Lansbury saw Rose as a extremely stupid woman who was so starstruck that she sacrificed her family to pursue her show business dreams. In The Perfect Family, Kathleen Turner gets to play the kind of stupid woman who makes Rose look like a Rhodes scholar.

Eileen Cleary is the kind of devoted Catholic who has never questioned church dogma. Minus the physical equipment to be the proverbial "bull in a china shop," she has grown into a defiantly stubborn and immensely stupid Irish Catholic cow (I hesitate to insult the intelligence of cows).

A Perfect Family becomes more interesting when viewed in light of the recent brouhaha surrounding Dan Savage's criticism of religious hypocrites who use the Bible to justify their malicious behavior.

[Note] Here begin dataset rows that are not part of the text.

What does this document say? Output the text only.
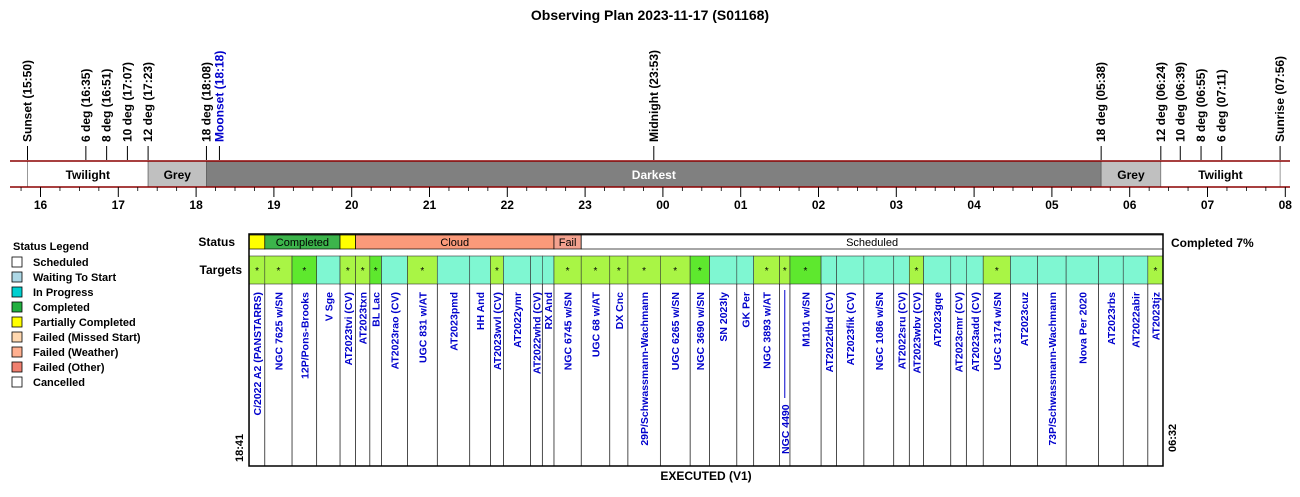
Observing Plan 2023-11-17 (S01168)
Sunset (15:50)	6 deg (16:35) 8 deg (16:51) 10 deg (17:07) 12 deg (17:23)	18 deg (18:08)
Moonset (18:18)	Midnight (23:53)	18 deg (05:38)	12 deg (06:24) 10 deg (06:39) 8 deg (06:55) 6 deg (07:11)	Sunrise (07:56)
Twilight	Grey	Darkest	Grey	Twilight
16	17	18	19	20	21	22	23	00	01	02	03	04	05	06	07	08
Status Legend
Scheduled
Waiting To Start
In Progress
Completed
Partially Completed
Failed (Missed Start)
Failed (Weather)
Failed (Other)
Cancelled
Status
Targets
Completed 7%
Completed	Cloud	Fail	Scheduled
*
C/2022 A2 (PANSTARRS)
*
NGC 7625 w/SN
*
12P/Pons-Brooks V Sge
*
AT2023tvi (CV)
*
AT2023txn
*
BL Lac AT2023rao (CV)
*
UGC 831 w/AT AT2023pmd HH And
*
AT2023wvl (CV) AT2022ymr AT2022whd (CV) RX And
*
NGC 6745 w/SN
*
UGC 68 w/AT
*
DX Cnc
*
29P/Schwassmann-Wachmann
*
UGC 6265 w/SN
*
NGC 3690 w/SN SN 2023ly GK Per
*
NGC 3893 w/AT
*
NGC 4490
*
M101 w/SN AT2022dbd (CV) AT2023fik (CV) NGC 1086 w/SN AT2022sru (CV)
*
AT2023wbv (CV) AT2023gqe AT2023cmr (CV) AT2023add (CV)
*
UGC 3174 w/SN AT2023cuz 73P/Schwassmann-Wachmann Nova Per 2020 AT2023rbs AT2022abir
*
AT2023tjz
18:41	06:32
EXECUTED (V1)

Eileen's talent for denial is challenged when she learns that she is being considered for the honor of being named Catholic Woman of the Year. Among the obstacles in the vetting process for the award are:
Jason Ritter as Frank, Jr.
  • Eileen's daughter, Shannon (Emily Deschanel), a successful attorney who is pregnant and planning to marry her lover.
  • Shannon's lover, Angela (Angelique Cabral), who in addition to not being male, is a beautiful and loving lesbian.
  • Angela's mother, Christina (Elizabeth Pena), who doesn't hesitate to shower Shannon and Angela with unconditional love.
Emily Deschanel and Angelique Cabral

Forced to choose between her family and her church, Eileen is torn between her habit of kissing up to Monsignor Murphy (Richard Chamberlain), and her need to seek help from the laid-back priest, Father Joe (Scott Michael Campbell), who performed her daughter's wedding ceremony. When backed against a wall, she finally tells her daughter about the time and circumstances, many years ago, when she had an abortion.

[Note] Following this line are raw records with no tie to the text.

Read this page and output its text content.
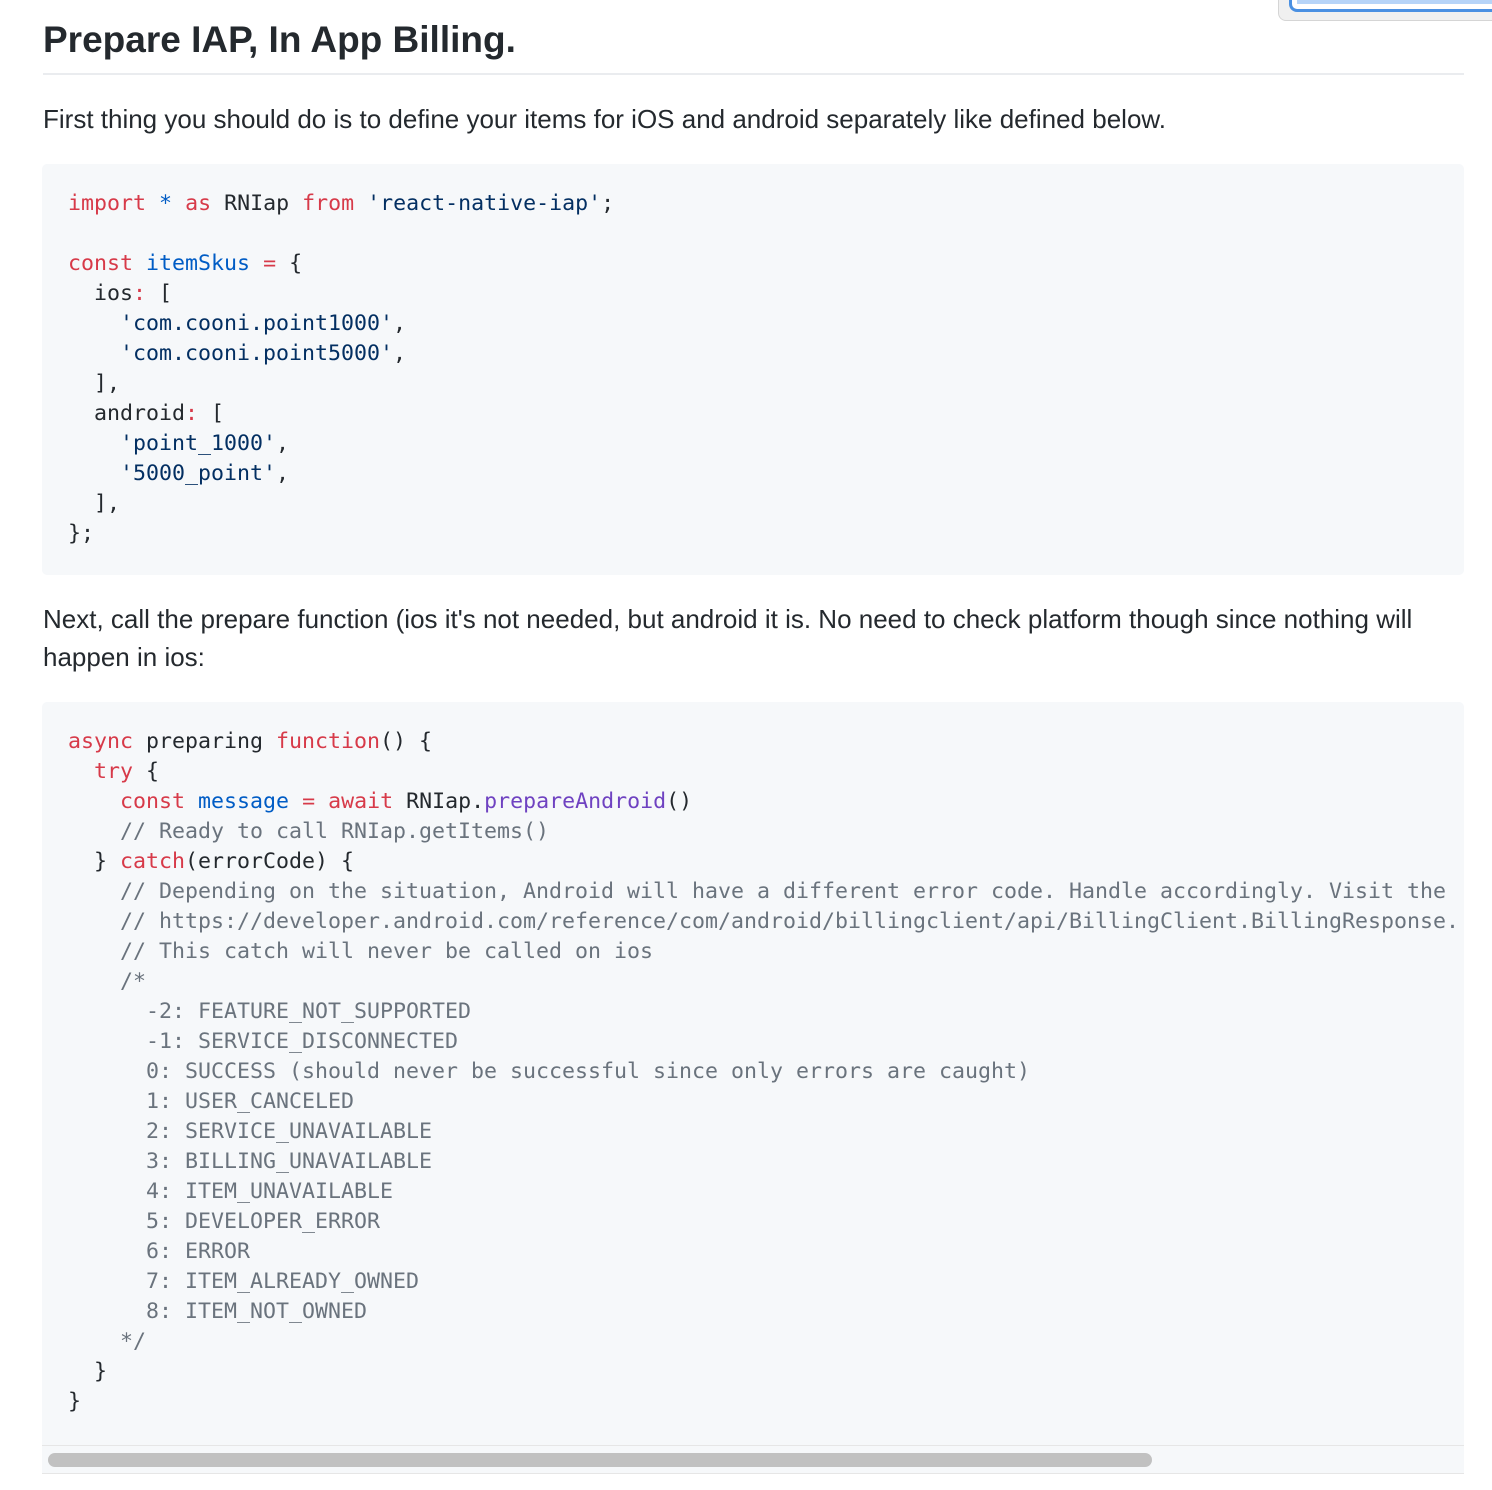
Prepare IAP, In App Billing.

First thing you should do is to define your items for iOS and android separately like defined below.

import * as RNIap from 'react-native-iap';
const itemSkus = {
ios: [
'com.cooni.point1000',
'com.cooni.point5000',
],
android: [
'point_1000',
'5000_point',
],
};

Next, call the prepare function (ios it's not needed, but android it is. No need to check platform though since nothing will happen in ios:

async preparing function() {
try {
const message = await RNIap.prepareAndroid()
// Ready to call RNIap.getItems()
} catch(errorCode) {
// Depending on the situation, Android will have a different error code. Handle accordingly. Visit the
// https://developer.android.com/reference/com/android/billingclient/api/BillingClient.BillingResponse.
// This catch will never be called on ios
/*
-2: FEATURE_NOT_SUPPORTED
-1: SERVICE_DISCONNECTED
0: SUCCESS (should never be successful since only errors are caught)
1: USER_CANCELED
2: SERVICE_UNAVAILABLE
3: BILLING_UNAVAILABLE
4: ITEM_UNAVAILABLE
5: DEVELOPER_ERROR
6: ERROR
7: ITEM_ALREADY_OWNED
8: ITEM_NOT_OWNED
*/
}
}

Kathleen Turner and Richard Chamberlain

It's interesting to compare the energy and intelligence levels of Kathleen Turner's characters in 1994's Serial Mom and 2012's The Perfect Family. Beverly Sutphin and Eileen Cleary are both maniacally misguided mothers who have become insufferable shrews.

The difference is that, while Beverly Sutphin exults in her misdeeds with a malicious kind of glee, Eileen Cleary comes to the sad realization that forcing everyone into petty lies in order to get the approval of church is the moral equivalent of worshipping false idols. When she finally understands that her children's happiness is more important than Monsignor Murphy's, the gift of reality is accompanied by a great personal loss.

One might think Claire V. Riley's story would resonate strongly with modern audiences but, even under Anne Renton's astute direction, The Perfect Family seems like it has been constructed on index cards and often feels labored in delivery. While Kathleen Turner is an exceptionally capable actress, portraying a woman who is so religiously gullible and inherently stupid may be beyond her reach. Jason Ritter flashes lots of winning smiles but cannot save this film from its best intentions.